Furthermore I am requesting a list of the charges that your client is willing to refund by way of the £800 payment so that I can compare it with the schedule of charges that I have previously sent to you.
The legal advice, which I have sought, has confirmed I will be entitled to the entirety of my claim of £1489.76 to date.
(£1,088.00 + £49.18 interest on penalties + £232.58 8% interest allowed by the courts + £120 court costs).
I look forward to receiving a cheque for the interim payment of £800, along with the breakdown from your client of which charges they relate to.”
So far I have received no response from Cobbetts. Is there some further action I should take? Am I supposed to make the court aware of their offer and my acceptance as an interim payment?
On the 1st Novmber, I received a confirmation that my case has been allocated to the small claims court and a hearing date has been set for the 31st Jan 2007, and should take no longer than 1 hour.
The Court order reads as follows:
“Upon reading the documents filed and of the Court’s own motion
It is ordered that:
1. This claim is allocated to the Small Claims Track.
2. The Claimant shall by [28 days] file and serve:
(a) A schedule setting out each charge repayment of which is sought, showing the date, amount, and alleged reason (if any) for that charge being made;
(b) Copies of any statement or other document relied upon as showing that each and every charge has been made;
© A statement of his evidence, if such is to be relied upon as tending to show that the alleged charges have been made, or that they are irrecoverable as penalties.
If the Claimant fails to comply with this order, the claim will be struck out without further order.
3. The Defendant shall by [56 days] file and serve a response to the Claimant’s schedule, stating in respect of each item claimed:
(a) Pursuant to what contractual provision such charge was made, producing a copy of the contractual document relied upon;
(b) Whether such charge is accepted to be a penalty, and if not, why not;
© If such charge is alleged to be a pre-estimate of the Defendant’s loss incurred by the Claimant’s actions (whether or not such action is to be treated as a breach of the contract between the parties), all facts and matters intended to be relied upon as showing that such is a proper estimate of such loss, and all evidence to be adduced at trial as to what the true cost of dealing with the matter was.
If the Defendant fails to comply with this order, the Defence will be struck out without further order.
4. Decided cases and other legal materials should not be filed, but brought to the hearing with additional copies for the Court and the opposing party.
5. List for hearing next available date after 10 weeks, time estimate 1 hour, reserved to District Judge Atkinson.
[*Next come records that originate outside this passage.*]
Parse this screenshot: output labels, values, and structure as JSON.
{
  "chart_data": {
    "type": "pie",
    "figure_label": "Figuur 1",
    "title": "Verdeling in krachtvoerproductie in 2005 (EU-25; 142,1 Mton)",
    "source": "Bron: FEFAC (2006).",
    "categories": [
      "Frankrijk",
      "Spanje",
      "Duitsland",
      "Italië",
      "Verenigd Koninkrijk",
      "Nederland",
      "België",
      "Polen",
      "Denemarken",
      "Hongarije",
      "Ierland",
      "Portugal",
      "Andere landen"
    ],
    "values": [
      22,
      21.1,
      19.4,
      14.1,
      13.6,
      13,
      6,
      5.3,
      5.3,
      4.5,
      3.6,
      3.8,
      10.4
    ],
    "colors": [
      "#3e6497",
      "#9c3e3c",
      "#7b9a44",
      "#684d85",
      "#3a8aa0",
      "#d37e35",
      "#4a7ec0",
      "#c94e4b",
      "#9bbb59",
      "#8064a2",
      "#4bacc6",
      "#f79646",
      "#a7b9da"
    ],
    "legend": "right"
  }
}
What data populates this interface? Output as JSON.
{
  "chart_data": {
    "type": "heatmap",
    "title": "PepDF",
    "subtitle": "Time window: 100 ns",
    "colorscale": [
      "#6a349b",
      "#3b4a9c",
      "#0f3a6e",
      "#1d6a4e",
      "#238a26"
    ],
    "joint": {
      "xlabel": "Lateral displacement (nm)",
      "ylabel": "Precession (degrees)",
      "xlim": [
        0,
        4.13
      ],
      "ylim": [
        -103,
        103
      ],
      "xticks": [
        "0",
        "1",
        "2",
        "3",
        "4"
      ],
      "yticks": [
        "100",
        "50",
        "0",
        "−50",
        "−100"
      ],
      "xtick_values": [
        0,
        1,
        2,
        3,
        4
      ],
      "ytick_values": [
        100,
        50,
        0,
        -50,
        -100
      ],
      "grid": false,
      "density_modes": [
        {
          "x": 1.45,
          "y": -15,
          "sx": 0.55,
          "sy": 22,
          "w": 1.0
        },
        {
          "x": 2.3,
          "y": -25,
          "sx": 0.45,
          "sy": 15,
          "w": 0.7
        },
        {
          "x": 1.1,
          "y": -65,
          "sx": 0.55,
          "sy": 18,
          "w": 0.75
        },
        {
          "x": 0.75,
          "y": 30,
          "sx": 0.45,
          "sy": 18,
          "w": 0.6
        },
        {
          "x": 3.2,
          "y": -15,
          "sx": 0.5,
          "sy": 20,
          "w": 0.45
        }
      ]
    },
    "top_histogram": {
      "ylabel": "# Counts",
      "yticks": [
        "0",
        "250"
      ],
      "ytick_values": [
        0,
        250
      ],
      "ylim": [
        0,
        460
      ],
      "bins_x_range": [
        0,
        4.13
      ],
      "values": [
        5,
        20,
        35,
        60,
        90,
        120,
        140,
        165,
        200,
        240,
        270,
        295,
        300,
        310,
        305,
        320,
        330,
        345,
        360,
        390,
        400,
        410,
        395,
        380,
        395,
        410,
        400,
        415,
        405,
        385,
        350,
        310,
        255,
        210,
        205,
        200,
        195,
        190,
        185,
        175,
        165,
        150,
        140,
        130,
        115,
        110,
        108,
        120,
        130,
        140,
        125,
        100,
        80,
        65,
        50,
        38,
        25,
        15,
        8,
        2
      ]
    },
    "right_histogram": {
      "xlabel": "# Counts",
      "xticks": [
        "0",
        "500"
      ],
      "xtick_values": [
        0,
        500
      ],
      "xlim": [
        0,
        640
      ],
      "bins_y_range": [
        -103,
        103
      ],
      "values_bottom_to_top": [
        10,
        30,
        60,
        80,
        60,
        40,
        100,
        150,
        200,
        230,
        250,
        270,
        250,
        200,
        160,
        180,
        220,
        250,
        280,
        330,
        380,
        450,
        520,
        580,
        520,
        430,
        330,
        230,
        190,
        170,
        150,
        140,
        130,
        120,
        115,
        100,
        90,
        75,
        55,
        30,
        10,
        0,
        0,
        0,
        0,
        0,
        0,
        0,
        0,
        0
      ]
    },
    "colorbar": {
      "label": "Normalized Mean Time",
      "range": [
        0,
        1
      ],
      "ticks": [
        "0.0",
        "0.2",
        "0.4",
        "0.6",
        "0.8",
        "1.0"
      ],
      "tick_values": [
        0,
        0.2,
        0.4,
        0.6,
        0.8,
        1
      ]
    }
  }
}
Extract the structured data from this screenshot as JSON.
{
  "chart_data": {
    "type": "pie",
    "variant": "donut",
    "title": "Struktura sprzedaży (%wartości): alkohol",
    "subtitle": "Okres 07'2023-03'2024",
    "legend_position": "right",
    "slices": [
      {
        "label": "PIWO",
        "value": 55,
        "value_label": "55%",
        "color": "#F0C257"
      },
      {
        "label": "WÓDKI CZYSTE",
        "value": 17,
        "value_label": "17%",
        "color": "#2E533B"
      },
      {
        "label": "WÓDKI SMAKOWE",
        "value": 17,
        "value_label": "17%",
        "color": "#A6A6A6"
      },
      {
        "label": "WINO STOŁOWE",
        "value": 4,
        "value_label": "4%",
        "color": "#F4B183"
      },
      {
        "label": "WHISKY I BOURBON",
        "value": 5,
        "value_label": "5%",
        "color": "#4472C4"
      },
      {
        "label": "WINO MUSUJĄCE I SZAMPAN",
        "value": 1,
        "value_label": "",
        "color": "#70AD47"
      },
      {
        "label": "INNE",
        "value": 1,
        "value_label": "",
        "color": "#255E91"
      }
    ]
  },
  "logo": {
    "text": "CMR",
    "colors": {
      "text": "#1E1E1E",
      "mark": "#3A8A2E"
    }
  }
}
This Order has been made by the court of its own initiative, without hearing the parties or giving them an opportunity to make representations. Any party affected by the order may apply to have it set aside, varied or stayed. Such an application must be made not more than 7 days after the date on which the order was served on the party making the application.”
In terms of the actions that I need to take, can someone advise:
1 Does File and Serve mean that I send a copy to the court and a copy to Cobbetts?
2 My schedule of charges and a copy of my bank statements should cover the courts first two requirements, but I am a little confused as to what I should use for the third: “A statement of evidence, if such is to be relied upon as tending to show that the alleged charges have been made, or that they are irrecoverable as penalties.”
Should this be acceptable, then it looks like it is up to our friends at Cobbetts to supply all information intended to be relied upon to showing that RBS’s charges are a proper estimate of such loss, and all evidence to be adduced at trial as to what the true cost of dealing with the matter was.